I get the technical problems feel overwhelming. been there, done that. But controllers for the80e - there are several brands. One the guy said it used the input speed sensor and didn’t care what the engine rpm was because it just used that trans sensor.

If you are rich and no longer enjoy this toy- chuck it And buy a new one. If you are in the same money boat (empty to sinking) like the rest of us- what are you gonna go buy low cost that has no electronic issues ever?
I think that truck will be built the 32nd of Neveruary.

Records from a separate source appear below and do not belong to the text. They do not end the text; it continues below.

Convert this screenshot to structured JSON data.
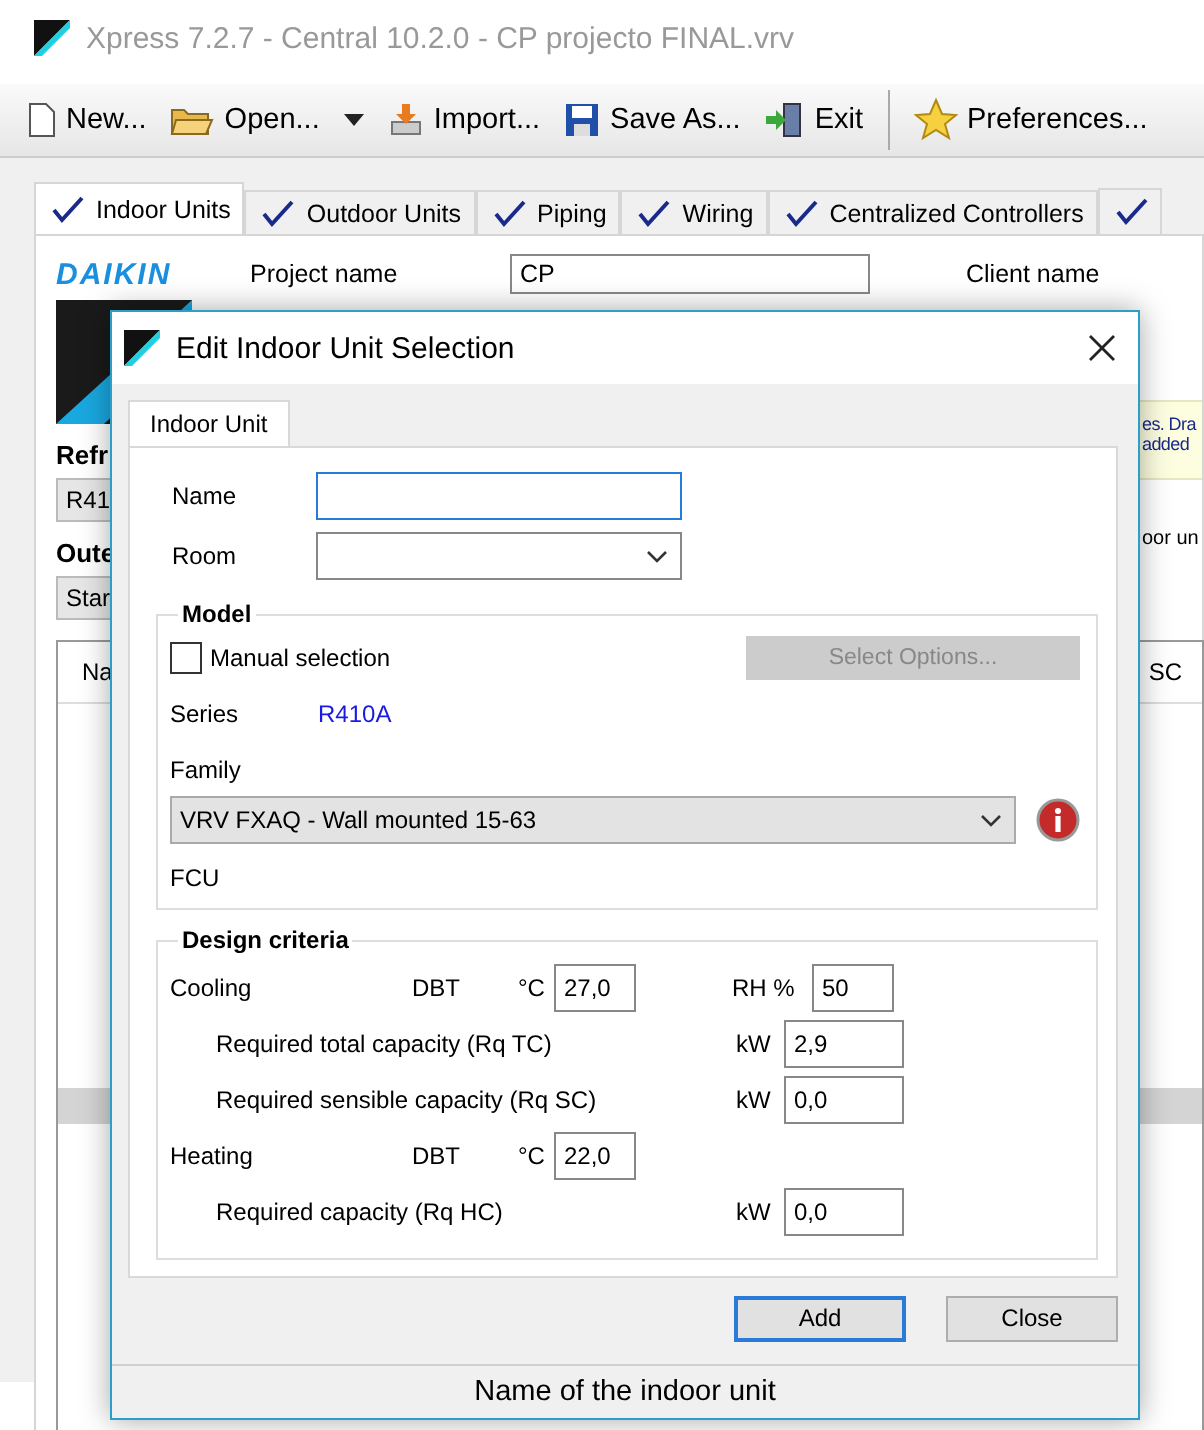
{
  "window": {
    "title": "Xpress 7.2.7 - Central 10.2.0 - CP projecto FINAL.vrv"
  },
  "toolbar": [
    {
      "label": "New...",
      "kind": "new"
    },
    {
      "label": "Open...",
      "kind": "open"
    },
    {
      "label": "Import...",
      "kind": "import"
    },
    {
      "label": "Save As...",
      "kind": "save"
    },
    {
      "label": "Exit",
      "kind": "exit"
    },
    {
      "label": "Preferences...",
      "kind": "preferences"
    }
  ],
  "tabs": [
    {
      "label": "Indoor Units",
      "selected": true
    },
    {
      "label": "Outdoor Units",
      "selected": false
    },
    {
      "label": "Piping",
      "selected": false
    },
    {
      "label": "Wiring",
      "selected": false
    },
    {
      "label": "Centralized Controllers",
      "selected": false
    }
  ],
  "project": {
    "logo": "DAIKIN",
    "project_label": "Project name",
    "project_value": "CP",
    "client_label": "Client name"
  },
  "background": {
    "refrigerant_heading": "Refr",
    "refrigerant_value": "R41",
    "outdoor_heading": "Oute",
    "outdoor_value": "Star",
    "note_lines": [
      "es. Dra",
      "added"
    ],
    "right_label": "oor un",
    "table_columns": [
      "Na",
      "SC"
    ]
  },
  "dialog": {
    "title": "Edit Indoor Unit Selection",
    "tabs": [
      {
        "label": "Indoor Unit",
        "selected": true
      }
    ],
    "name": {
      "label": "Name",
      "focused": true
    },
    "room": {
      "label": "Room"
    },
    "model": {
      "legend": "Model",
      "manual": {
        "label": "Manual selection",
        "checked": false
      },
      "options_button": {
        "label": "Select Options...",
        "disabled": true
      },
      "series_label": "Series",
      "series_value": "R410A",
      "family_label": "Family",
      "family_value": "VRV FXAQ - Wall mounted 15-63",
      "type": "FCU"
    },
    "criteria": {
      "legend": "Design criteria",
      "rows": [
        {
          "kind": "temp",
          "label": "Cooling",
          "measure": "DBT",
          "unit": "°C",
          "value": "27,0",
          "humidity_label": "RH %",
          "humidity_value": "50"
        },
        {
          "kind": "capacity",
          "label": "Required total capacity (Rq TC)",
          "unit": "kW",
          "value": "2,9"
        },
        {
          "kind": "capacity",
          "label": "Required sensible capacity (Rq SC)",
          "unit": "kW",
          "value": "0,0"
        },
        {
          "kind": "temp",
          "label": "Heating",
          "measure": "DBT",
          "unit": "°C",
          "value": "22,0"
        },
        {
          "kind": "capacity",
          "label": "Required capacity (Rq HC)",
          "unit": "kW",
          "value": "0,0"
        }
      ]
    },
    "buttons": [
      {
        "label": "Add",
        "default": true
      },
      {
        "label": "Close",
        "default": false
      }
    ],
    "status": "Name of the indoor unit"
  }
}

otheerwise rip out automatic and put in a manual and get good at changing clutches every few years.
 
Yeah, I get it, it's frustrating as our trip to SD is coming up and the truck is down again. I will call the tech support tomorrow when they open, and see what they say. I like the older trucks, we will be using our 95 F350 to pull the trailer up there. It's a nice truck, but it's not my k2500. I've got other projects that need to get done , and wasn't planning on doing this much to the k2500 so soon after I got it done. I bet I don't have 5k miles on it since I got it running. I will post pictures later, and any info I get from the tech line.
 
I'm not much help with the tci, most use the optishift controller as it is MUCH simpler to use and setup. The 93 uses a magnetic output sensor. I'm not sure on it's output, but I believe it was 4 per crank revolution like a standard V8. Regardless of what you use, it will require calibrating in the tcm software. If this still has the 95's crank sensor in it, I would use that for your engine speed sensor. It outputs a nice square wave signal from the hall effect sensor.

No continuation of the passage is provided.